Her mouth tightened mutinously. "Those two intruders must have forced him to swallow the stuff. Maybe the illusion-talent made the drug look like milk or wine or something." She shivered. "It had to be the same talent-prism team we ran into the other night at Theo's house. I'm sure of it."
The bastards would pay for scaring her, he thought. But he had a hunch she would not want to hear about his plans for retribution just now. She was too busy worrying about her friend, Morgan.

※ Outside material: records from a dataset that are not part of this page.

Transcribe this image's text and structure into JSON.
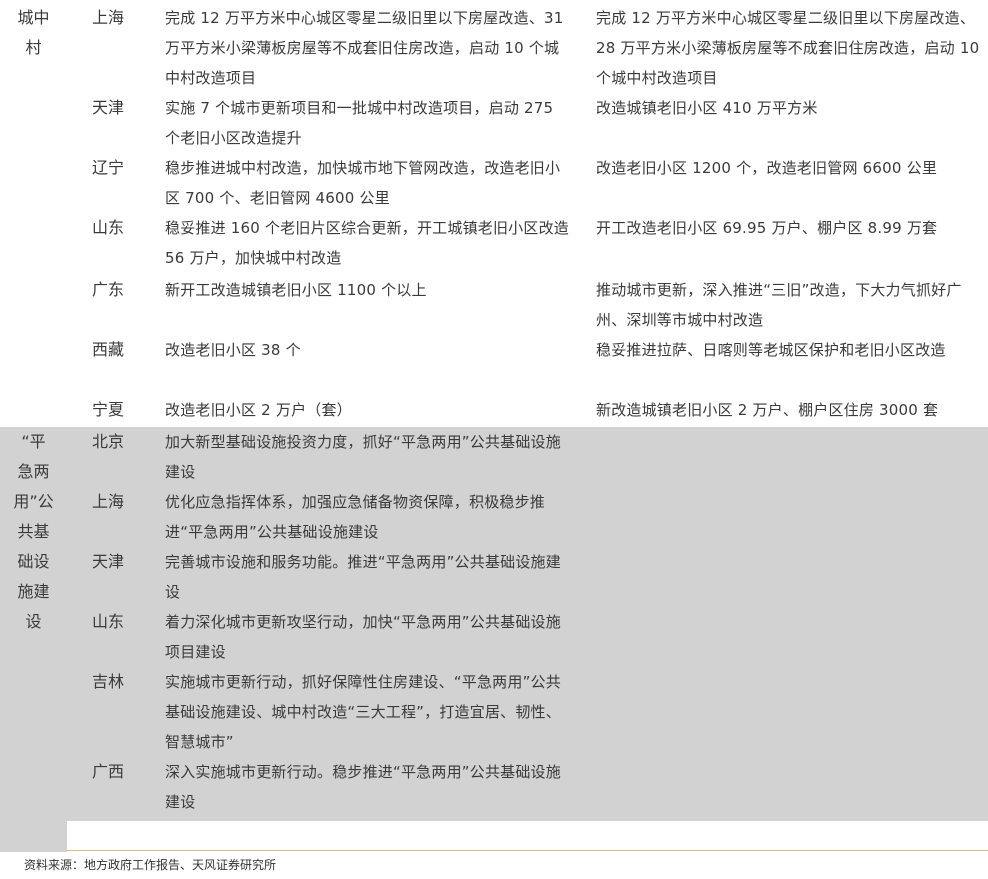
{
  "sections": [
    {
      "category": "城中\n村",
      "rows": [
        {
          "province": "上海",
          "col1": "完成 12 万平方米中心城区零星二级旧里以下房屋改造、31 万平方米小梁薄板房屋等不成套旧住房改造，启动 10 个城中村改造项目",
          "col2": "完成 12 万平方米中心城区零星二级旧里以下房屋改造、28 万平方米小梁薄板房屋等不成套旧住房改造，启动 10 个城中村改造项目"
        },
        {
          "province": "天津",
          "col1": "实施 7 个城市更新项目和一批城中村改造项目，启动 275 个老旧小区改造提升",
          "col2": "改造城镇老旧小区 410 万平方米"
        },
        {
          "province": "辽宁",
          "col1": "稳步推进城中村改造，加快城市地下管网改造，改造老旧小区 700 个、老旧管网 4600 公里",
          "col2": "改造老旧小区 1200 个，改造老旧管网 6600 公里"
        },
        {
          "province": "山东",
          "col1": "稳妥推进 160 个老旧片区综合更新，开工城镇老旧小区改造 56 万户，加快城中村改造",
          "col2": "开工改造老旧小区 69.95 万户、棚户区 8.99 万套"
        },
        {
          "province": "广东",
          "col1": "新开工改造城镇老旧小区 1100 个以上",
          "col2": "推动城市更新，深入推进“三旧”改造，下大力气抓好广州、深圳等市城中村改造"
        },
        {
          "province": "西藏",
          "col1": "改造老旧小区 38 个",
          "col2": "稳妥推进拉萨、日喀则等老城区保护和老旧小区改造"
        },
        {
          "province": "宁夏",
          "col1": "改造老旧小区 2 万户（套）",
          "col2": "新改造城镇老旧小区 2 万户、棚户区住房 3000 套"
        }
      ]
    },
    {
      "category": "“平\n急两\n用”公\n共基\n础设\n施建\n设",
      "rows": [
        {
          "province": "北京",
          "col1": "加大新型基础设施投资力度，抓好“平急两用”公共基础设施建设",
          "col2": ""
        },
        {
          "province": "上海",
          "col1": "优化应急指挥体系，加强应急储备物资保障，积极稳步推进“平急两用”公共基础设施建设",
          "col2": ""
        },
        {
          "province": "天津",
          "col1": "完善城市设施和服务功能。推进“平急两用”公共基础设施建设",
          "col2": ""
        },
        {
          "province": "山东",
          "col1": "着力深化城市更新攻坚行动，加快“平急两用”公共基础设施项目建设",
          "col2": ""
        },
        {
          "province": "吉林",
          "col1": "实施城市更新行动，抓好保障性住房建设、“平急两用”公共基础设施建设、城中村改造“三大工程”，打造宜居、韧性、智慧城市”",
          "col2": ""
        },
        {
          "province": "广西",
          "col1": "深入实施城市更新行动。稳步推进“平急两用”公共基础设施建设",
          "col2": ""
        }
      ]
    }
  ],
  "source_note": "资料来源：地方政府工作报告、天风证券研究所",
  "colors": {
    "section2_bg": "#d2d2d2",
    "text": "#3a3a3a",
    "rule": "#e0b98a"
  }
}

"You said you think that the two men were after a letter Theo Willis sent to Lambert?"
"I heard enough to know that they were searching for something. It had to be the letter Morgan mentioned in the phone message he left on my answering machine.
Unfortunately, I think they found it. We won't know what was in it until Morgan wakes up."
"In other words, we don't have any hard facts to give to the cops."
"No. But we have to protect Morgan. Those two men wanted him dead. What if they try to get at him while he's in the hospital?"
Rafe considered the matter briefly. "I doubt that they'll risk attempted murder in a hospital. After all, Lambert can't identify them. But just in case, I know someone who will keep an eye on him. For a price."